Second-Order
Linear Homogeneous
Differential Equations with
Constant Coefficients
Part 1: The Equation y"
+ by = 0 with b > 0
- In your worksheet, enter
the starting coefficients (a = 0 and b = 1), the definition
of the differential equation, and the initial conditions, y(0) = 1
and y'(0) = 0. Use the built-in numerical differential equation
solver to sketch a solution of the initial value problem, and study the
solution graph. Increase b to 2, and replot. Now increase
b to 4 and then to 8, each time redrawing the graph.
How do the solutions change as b increases? Use the form of the
symbolic solution to explain the changes you see in the solution
graphs.
- Reset b to 1,
and examine the graphs of the solutions for the initial conditions
- y(0) = 2,
y'(0) = 0, and
- y(0) = -1,
y'(0) = 0.
How do the solutions change
as y(0) varies?
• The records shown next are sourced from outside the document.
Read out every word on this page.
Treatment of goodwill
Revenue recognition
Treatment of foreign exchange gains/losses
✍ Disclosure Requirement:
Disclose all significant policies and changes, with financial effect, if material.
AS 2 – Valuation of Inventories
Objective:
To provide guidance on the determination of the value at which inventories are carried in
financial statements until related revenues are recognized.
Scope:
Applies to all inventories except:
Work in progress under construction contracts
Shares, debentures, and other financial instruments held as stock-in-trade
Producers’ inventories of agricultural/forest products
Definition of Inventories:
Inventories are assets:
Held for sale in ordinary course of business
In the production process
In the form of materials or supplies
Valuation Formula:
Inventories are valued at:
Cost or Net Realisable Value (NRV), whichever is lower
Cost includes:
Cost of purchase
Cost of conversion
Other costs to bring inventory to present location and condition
Use the symbolic solution to explain what you see
in the solution graphs.
- Reset y(0) = 1,
and change y'(0) first to 2, then to 3. How do the
solutions change as y'(0) varies through positive values? Use the
symbolic solution to explain what you see in the solution graphs.
- Keep y(0) = 1, and
change y'(0) to -2 and then to -3. How do the solutions
change as y'(0) varies through negative values? Use the symbolic
solution to explain what you see in the solution graphs.